On the other hand, defining confidential information broadly to mean all non-publicly available information, for example, may allow an unwarranted carte blanche designation. This balancing act applies equally to defining what constitutes “attorneys’ eyes only” information in multi-tiered protective orders, which often award additional protection to information a party deems “highly sensitive.” And it is especially important when sensitive source code is involved. To avoid (or at least limit) over-designation disputes, drafters should contextualize these definitions early on for the immediate matter, and tailor them to the types of information that may apply to both parties.
Address Retroactive and Non-Party Designations
The designation procedure for protected material, including considerations for inadvertent failure to designate and for designation of non-party documents is another key provision attorneys should not overlook. The protective order should address retroactive designation, when and how such late designation becomes effective, and any waiver concerns. It should also account for the possibility that non-parties will produce documents in the case. This calls for consideration of how non-parties will be informed of the protective order, whether and how they are afforded the protections of the protective order (e.g., signing an undertaking), and whether documents they produce should be protected for a set period to allow the parties time to designate them if applicable.
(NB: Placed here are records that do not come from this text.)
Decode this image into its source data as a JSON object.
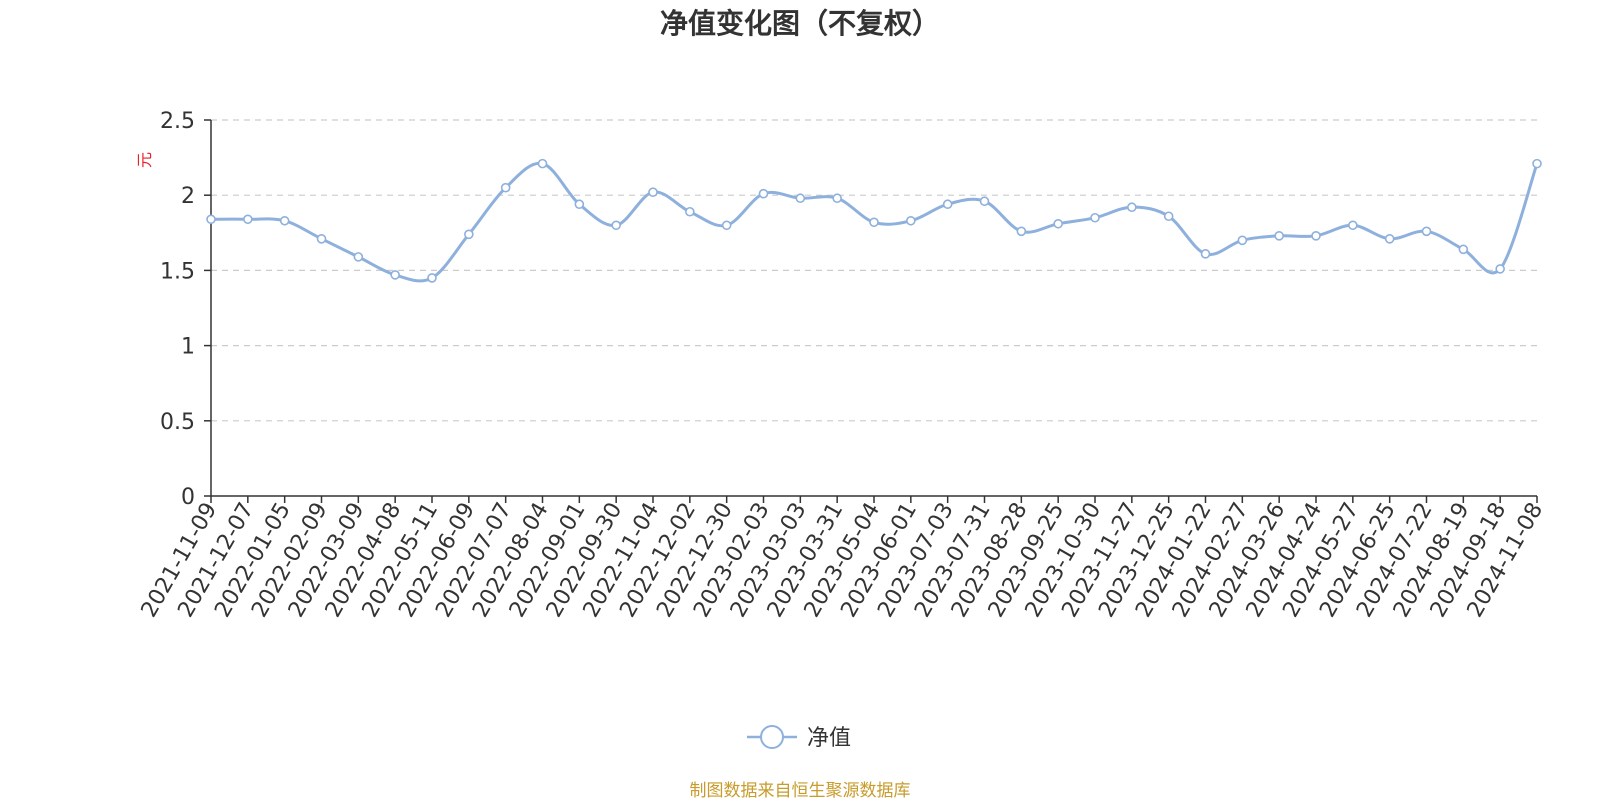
{
  "chart_data": {
    "type": "line",
    "title": "净值变化图（不复权）",
    "ylabel": "元",
    "ylim": [
      0,
      2.5
    ],
    "yticks": [
      "0",
      "0.5",
      "1",
      "1.5",
      "2",
      "2.5"
    ],
    "grid": true,
    "legend_position": "bottom",
    "x": [
      "2021-11-09",
      "2021-12-07",
      "2022-01-05",
      "2022-02-09",
      "2022-03-09",
      "2022-04-08",
      "2022-05-11",
      "2022-06-09",
      "2022-07-07",
      "2022-08-04",
      "2022-09-01",
      "2022-09-30",
      "2022-11-04",
      "2022-12-02",
      "2022-12-30",
      "2023-02-03",
      "2023-03-03",
      "2023-03-31",
      "2023-05-04",
      "2023-06-01",
      "2023-07-03",
      "2023-07-31",
      "2023-08-28",
      "2023-09-25",
      "2023-10-30",
      "2023-11-27",
      "2023-12-25",
      "2024-01-22",
      "2024-02-27",
      "2024-03-26",
      "2024-04-24",
      "2024-05-27",
      "2024-06-25",
      "2024-07-22",
      "2024-08-19",
      "2024-09-18",
      "2024-11-08"
    ],
    "series": [
      {
        "name": "净值",
        "color": "#8eb0dc",
        "values": [
          1.84,
          1.84,
          1.83,
          1.71,
          1.59,
          1.47,
          1.45,
          1.74,
          2.05,
          2.21,
          1.94,
          1.8,
          2.02,
          1.89,
          1.8,
          2.01,
          1.98,
          1.98,
          1.82,
          1.83,
          1.94,
          1.96,
          1.76,
          1.81,
          1.85,
          1.92,
          1.86,
          1.61,
          1.7,
          1.73,
          1.73,
          1.8,
          1.71,
          1.76,
          1.64,
          1.51,
          2.21
        ]
      }
    ]
  },
  "legend": {
    "label": "净值"
  },
  "source_note": "制图数据来自恒生聚源数据库"
}
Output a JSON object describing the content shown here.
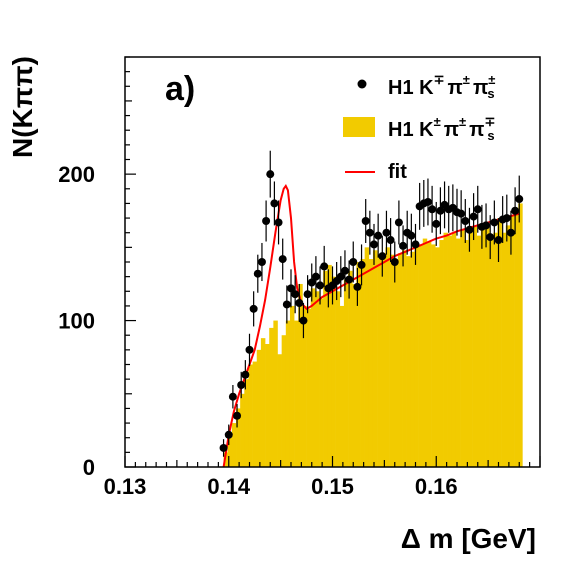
{
  "chart_data": {
    "type": "bar",
    "panel_label": "a)",
    "xlabel": "Δ m [GeV]",
    "ylabel": "N(Kππ)",
    "xlim": [
      0.13,
      0.17
    ],
    "ylim": [
      0,
      280
    ],
    "xticks": [
      0.13,
      0.14,
      0.15,
      0.16
    ],
    "xtick_labels": [
      "0.13",
      "0.14",
      "0.15",
      "0.16"
    ],
    "yticks": [
      0,
      100,
      200
    ],
    "ytick_labels": [
      "0",
      "100",
      "200"
    ],
    "grid": false,
    "legend_position": "top-right",
    "legend": {
      "data_label": "H1  K",
      "data_sup_k": "∓",
      "data_pi": "π",
      "data_sup_pi": "±",
      "data_pis": "π",
      "data_sub_s": "s",
      "data_sup_pis": "±",
      "bg_label": "H1  K",
      "bg_sup_k": "±",
      "bg_pi": "π",
      "bg_sup_pi": "±",
      "bg_pis": "π",
      "bg_sub_s": "s",
      "bg_sup_pis": "∓",
      "fit_label": "fit"
    },
    "colors": {
      "data": "#000000",
      "background": "#f2cb00",
      "fit": "#ff0000",
      "axes": "#000000"
    },
    "series": [
      {
        "name": "H1  K∓ π± πs±",
        "kind": "points_with_errors",
        "x": [
          0.1395,
          0.14,
          0.1404,
          0.1408,
          0.1412,
          0.1416,
          0.142,
          0.1424,
          0.1428,
          0.1432,
          0.1436,
          0.144,
          0.1444,
          0.1448,
          0.1452,
          0.1456,
          0.146,
          0.1464,
          0.1468,
          0.1472,
          0.1476,
          0.148,
          0.1484,
          0.1488,
          0.1492,
          0.1496,
          0.15,
          0.1504,
          0.1508,
          0.1512,
          0.1516,
          0.152,
          0.1524,
          0.1528,
          0.1532,
          0.1536,
          0.154,
          0.1544,
          0.1548,
          0.1552,
          0.1556,
          0.156,
          0.1564,
          0.1568,
          0.1572,
          0.1576,
          0.158,
          0.1584,
          0.1588,
          0.1592,
          0.1596,
          0.16,
          0.1604,
          0.1608,
          0.1612,
          0.1616,
          0.162,
          0.1624,
          0.1628,
          0.1632,
          0.1636,
          0.164,
          0.1644,
          0.1648,
          0.1652,
          0.1656,
          0.166,
          0.1664,
          0.1668,
          0.1672,
          0.1676,
          0.168
        ],
        "y": [
          13,
          22,
          48,
          35,
          56,
          63,
          80,
          108,
          132,
          140,
          168,
          200,
          180,
          167,
          142,
          111,
          122,
          118,
          112,
          100,
          118,
          126,
          130,
          124,
          137,
          122,
          124,
          127,
          130,
          134,
          128,
          140,
          123,
          138,
          168,
          160,
          152,
          158,
          144,
          160,
          155,
          140,
          167,
          151,
          160,
          158,
          152,
          178,
          180,
          181,
          176,
          166,
          175,
          179,
          176,
          177,
          174,
          173,
          168,
          162,
          171,
          176,
          164,
          165,
          157,
          167,
          155,
          169,
          170,
          160,
          175,
          183
        ],
        "yerr": [
          6,
          7,
          8,
          8,
          9,
          10,
          11,
          12,
          13,
          13,
          14,
          16,
          15,
          15,
          14,
          13,
          13,
          13,
          13,
          12,
          13,
          13,
          14,
          13,
          14,
          13,
          13,
          13,
          14,
          14,
          13,
          14,
          13,
          14,
          15,
          15,
          14,
          15,
          14,
          15,
          15,
          14,
          15,
          14,
          15,
          15,
          14,
          16,
          16,
          16,
          16,
          15,
          16,
          16,
          16,
          16,
          16,
          16,
          15,
          15,
          16,
          16,
          15,
          15,
          15,
          15,
          15,
          16,
          16,
          15,
          16,
          16
        ]
      },
      {
        "name": "H1  K± π± πs∓",
        "kind": "histogram",
        "bin_start": 0.1395,
        "bin_width": 0.0004,
        "values": [
          10,
          20,
          30,
          40,
          50,
          60,
          70,
          72,
          80,
          88,
          84,
          95,
          100,
          77,
          90,
          100,
          110,
          100,
          125,
          110,
          108,
          122,
          120,
          115,
          134,
          138,
          130,
          120,
          110,
          128,
          134,
          125,
          140,
          142,
          150,
          142,
          148,
          145,
          146,
          150,
          145,
          140,
          146,
          148,
          144,
          147,
          150,
          152,
          156,
          154,
          152,
          150,
          155,
          160,
          158,
          160,
          156,
          162,
          155,
          160,
          164,
          158,
          162,
          165,
          155,
          160,
          170,
          160,
          165,
          172,
          175,
          180
        ]
      },
      {
        "name": "fit",
        "kind": "curve",
        "x": [
          0.1395,
          0.14,
          0.1405,
          0.141,
          0.1415,
          0.142,
          0.1425,
          0.143,
          0.1435,
          0.144,
          0.1445,
          0.145,
          0.1453,
          0.1455,
          0.1457,
          0.146,
          0.1463,
          0.1466,
          0.147,
          0.1475,
          0.148,
          0.1485,
          0.149,
          0.15,
          0.151,
          0.152,
          0.153,
          0.154,
          0.155,
          0.156,
          0.157,
          0.158,
          0.159,
          0.16,
          0.161,
          0.162,
          0.163,
          0.164,
          0.165,
          0.166,
          0.167,
          0.168
        ],
        "y": [
          0,
          22,
          38,
          50,
          60,
          70,
          80,
          96,
          114,
          136,
          160,
          182,
          190,
          192,
          189,
          170,
          140,
          122,
          112,
          108,
          110,
          113,
          116,
          120,
          124,
          128,
          132,
          136,
          140,
          144,
          147,
          150,
          153,
          156,
          158,
          161,
          163,
          165,
          167,
          169,
          171,
          173
        ]
      }
    ]
  }
}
Specify Procedures for Challenging Designations
Attorneys drafting tailored protective orders should also pay close attention to the procedure for challenging designations, as it is likely to be invoked at some point. Protective orders typically allow the receiving party to notify the producing party that it challenges a designation, and then gives the producing party a specified number of days to respond before the issue may be presented to the court. Drafters should specify when, how, and who (receiving or producing party) should seek an order on the disputed designation and should account for how contested designations are treated pending a ruling. These procedures may also require adjustment to account for any local or court rules, including any meet-and-confer requirements.
Define Permissible Use of Confidential Information
It seems simple, but protective orders should also have specific, permissible uses for protected materials. Many protective orders allow use of protected materials only in the immediate litigation. But given some business disputes involve ancillary litigation, ongoing business relationships, or related entities, the parties should consider whether broadening the scope of permissible uses makes sense.
Protective orders can be a hassle down the road if they are poorly drafted. While later modification is an option, squaring away this necessary and vital tool in business litigation from the start is best practice. Attorneys should take a critical review of their current forms and prepare to enter tailored orders at the initial disclosure phase of a case.